The crisis facing thousands upon thousands of people fleeing parts of Africa due to the regimes and terror organisations in Africa is hitting our screens and newspapers every day. It feels as though we just hear of one overcrowded boat either making it to shore or sinking nearly every day. This documentary attempts to show the side of the people who are trying to make it to a better life, a life we all take for granted and the lives of some of the people on Lampedusa, a small island of Italy.
The documentary shows the powers that be saving and trying to regulate what happens to the many refugees that actually make it to shore, then cutting back to one 10-year-old boy whose family has lived on the island for generations. The problem that you get while watching the film, and this shouldn’t take anything away from the serious humanitarian issue, is that the film makers have this current and important issue to deal with and they skirt around it. From time to time dipping in to show the horrors of the situation and then going back to some footage of Samuele, the 10-year-old boy who is going on 40. I don’t want you to get me wrong here. He’s a great character, an old man in a young boys body, and if the film was just about him coming to manhood it would have been a better thing altogether. They could have then dealt with the tragic refugee crisis in a different film.
My problem is that while I’m sitting here on my own at nearly half past one in the morning my biggest torment is giving this a 3 rather than a 2. I know that sounds stupid, I know it’s a first world problem, and I know that in a few days time I’ll regret it. The thing is though that there are two films in this movie. I want to see Samuele growing up with his slingshot, trying to be a fisherman and boatman like the other members of his family. I want to know more about the hardships of the island where the sole income seems to be from the bounty of the sea. However, I want to also see the horrors of the reality of these ships that are 10 or twenty times over capacity, braving the sometimes fierce nature that carries them to hopefully a better life. I want to see the scumbag businessmen that sell spaces on rotting pieces of wood to these poor souls for over €1000 a go. Men, Women, Children, and all crammed into a space that would make a battery hen blush. These are two different films, two different sides of the coin, and the problem is that we’re shown one and then the other and you can’t get emotionally attached enough to either.

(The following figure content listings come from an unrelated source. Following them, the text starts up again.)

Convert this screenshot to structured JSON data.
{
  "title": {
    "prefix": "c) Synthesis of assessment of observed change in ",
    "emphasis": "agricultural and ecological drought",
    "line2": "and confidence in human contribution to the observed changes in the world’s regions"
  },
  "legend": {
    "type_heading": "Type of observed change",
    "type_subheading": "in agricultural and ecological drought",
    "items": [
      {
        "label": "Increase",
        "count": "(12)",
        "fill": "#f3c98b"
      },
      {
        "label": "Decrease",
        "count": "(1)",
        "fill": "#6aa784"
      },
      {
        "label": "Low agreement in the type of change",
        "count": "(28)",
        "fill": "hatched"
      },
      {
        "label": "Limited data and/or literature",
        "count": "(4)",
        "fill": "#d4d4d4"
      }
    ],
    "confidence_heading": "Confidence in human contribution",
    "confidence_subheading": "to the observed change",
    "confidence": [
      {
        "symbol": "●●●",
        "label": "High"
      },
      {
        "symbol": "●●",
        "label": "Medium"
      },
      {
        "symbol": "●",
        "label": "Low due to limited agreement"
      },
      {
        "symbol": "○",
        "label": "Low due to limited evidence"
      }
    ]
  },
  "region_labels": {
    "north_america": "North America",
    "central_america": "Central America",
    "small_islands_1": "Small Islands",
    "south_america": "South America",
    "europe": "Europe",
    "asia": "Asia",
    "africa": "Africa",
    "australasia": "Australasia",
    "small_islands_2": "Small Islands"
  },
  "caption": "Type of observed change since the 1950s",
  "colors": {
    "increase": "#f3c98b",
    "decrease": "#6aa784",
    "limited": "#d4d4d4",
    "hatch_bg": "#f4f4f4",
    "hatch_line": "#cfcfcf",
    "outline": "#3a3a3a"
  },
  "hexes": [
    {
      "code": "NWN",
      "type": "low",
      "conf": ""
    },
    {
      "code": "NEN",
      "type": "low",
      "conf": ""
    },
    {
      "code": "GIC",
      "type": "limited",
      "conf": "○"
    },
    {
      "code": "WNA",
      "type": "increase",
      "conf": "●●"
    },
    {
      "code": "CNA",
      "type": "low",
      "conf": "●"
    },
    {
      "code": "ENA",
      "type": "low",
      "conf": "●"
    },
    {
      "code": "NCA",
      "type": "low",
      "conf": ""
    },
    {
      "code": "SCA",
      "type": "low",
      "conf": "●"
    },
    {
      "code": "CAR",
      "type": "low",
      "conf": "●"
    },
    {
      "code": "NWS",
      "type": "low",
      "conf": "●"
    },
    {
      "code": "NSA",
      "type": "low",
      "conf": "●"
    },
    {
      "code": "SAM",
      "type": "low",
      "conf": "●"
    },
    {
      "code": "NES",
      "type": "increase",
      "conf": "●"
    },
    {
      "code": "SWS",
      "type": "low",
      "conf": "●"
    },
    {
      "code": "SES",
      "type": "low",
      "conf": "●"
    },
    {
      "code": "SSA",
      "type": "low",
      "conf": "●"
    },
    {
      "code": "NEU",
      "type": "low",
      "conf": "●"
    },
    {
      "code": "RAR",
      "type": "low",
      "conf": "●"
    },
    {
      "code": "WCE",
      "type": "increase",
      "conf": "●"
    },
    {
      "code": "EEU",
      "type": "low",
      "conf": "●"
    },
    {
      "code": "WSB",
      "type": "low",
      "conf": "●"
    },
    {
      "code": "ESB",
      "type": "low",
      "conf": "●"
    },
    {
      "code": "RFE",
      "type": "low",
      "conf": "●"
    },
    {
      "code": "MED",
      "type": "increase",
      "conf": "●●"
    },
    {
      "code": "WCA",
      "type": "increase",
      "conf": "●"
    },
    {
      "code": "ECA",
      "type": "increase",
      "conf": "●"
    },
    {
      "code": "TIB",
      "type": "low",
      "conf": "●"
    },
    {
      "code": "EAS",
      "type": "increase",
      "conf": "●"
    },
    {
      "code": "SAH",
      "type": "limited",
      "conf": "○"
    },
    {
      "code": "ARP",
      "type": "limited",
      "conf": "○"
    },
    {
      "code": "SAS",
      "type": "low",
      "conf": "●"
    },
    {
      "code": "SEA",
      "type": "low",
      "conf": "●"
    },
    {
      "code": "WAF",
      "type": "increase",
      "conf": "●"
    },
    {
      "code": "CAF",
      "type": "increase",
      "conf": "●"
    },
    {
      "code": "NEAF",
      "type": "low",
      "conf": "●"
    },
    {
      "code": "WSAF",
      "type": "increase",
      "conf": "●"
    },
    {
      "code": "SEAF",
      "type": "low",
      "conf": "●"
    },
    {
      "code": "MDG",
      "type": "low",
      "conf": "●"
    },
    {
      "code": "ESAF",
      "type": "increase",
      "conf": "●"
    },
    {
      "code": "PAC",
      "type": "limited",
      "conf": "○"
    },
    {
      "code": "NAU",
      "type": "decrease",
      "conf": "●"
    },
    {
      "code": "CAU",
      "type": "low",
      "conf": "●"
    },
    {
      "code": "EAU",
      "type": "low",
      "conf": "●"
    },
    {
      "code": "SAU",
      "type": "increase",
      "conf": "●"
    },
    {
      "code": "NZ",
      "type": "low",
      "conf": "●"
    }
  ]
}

The positives here are the real story of Samuel is one that I enjoyed to a point, there is also some beautiful underwater footage, and when they manage to stay on the refugee crisis and those who work to help them you feel the painful emotions that they go through. The Doctor that examines those who are lucky enough to make it to shore shares his feelings and his nightmares over finding the countless dead and dying on each vessel that comes to his realm of jurisdiction. You honestly feel heartbroken for him. He is trying to help and yet it’s destroying him at the same time.
The refugee crisis is an important issue and at times Fire at Sea nails the horrific realities that our fellow humans are going through for what we all take for granted. I’m not going to labour the point here, I’m sure that there is a way to turn this into two separate films and not lose the charm of the island life with this boy and the overwhelming sadness of those fleeing their truly horrid lives. I just think that if film makers are going to show the facts then they’ve got to do so in a way that hammers home to each viewer the cost that some are willing to pay for the freedoms we love and care nothing for at the same time. Sadly for me this failed to do that.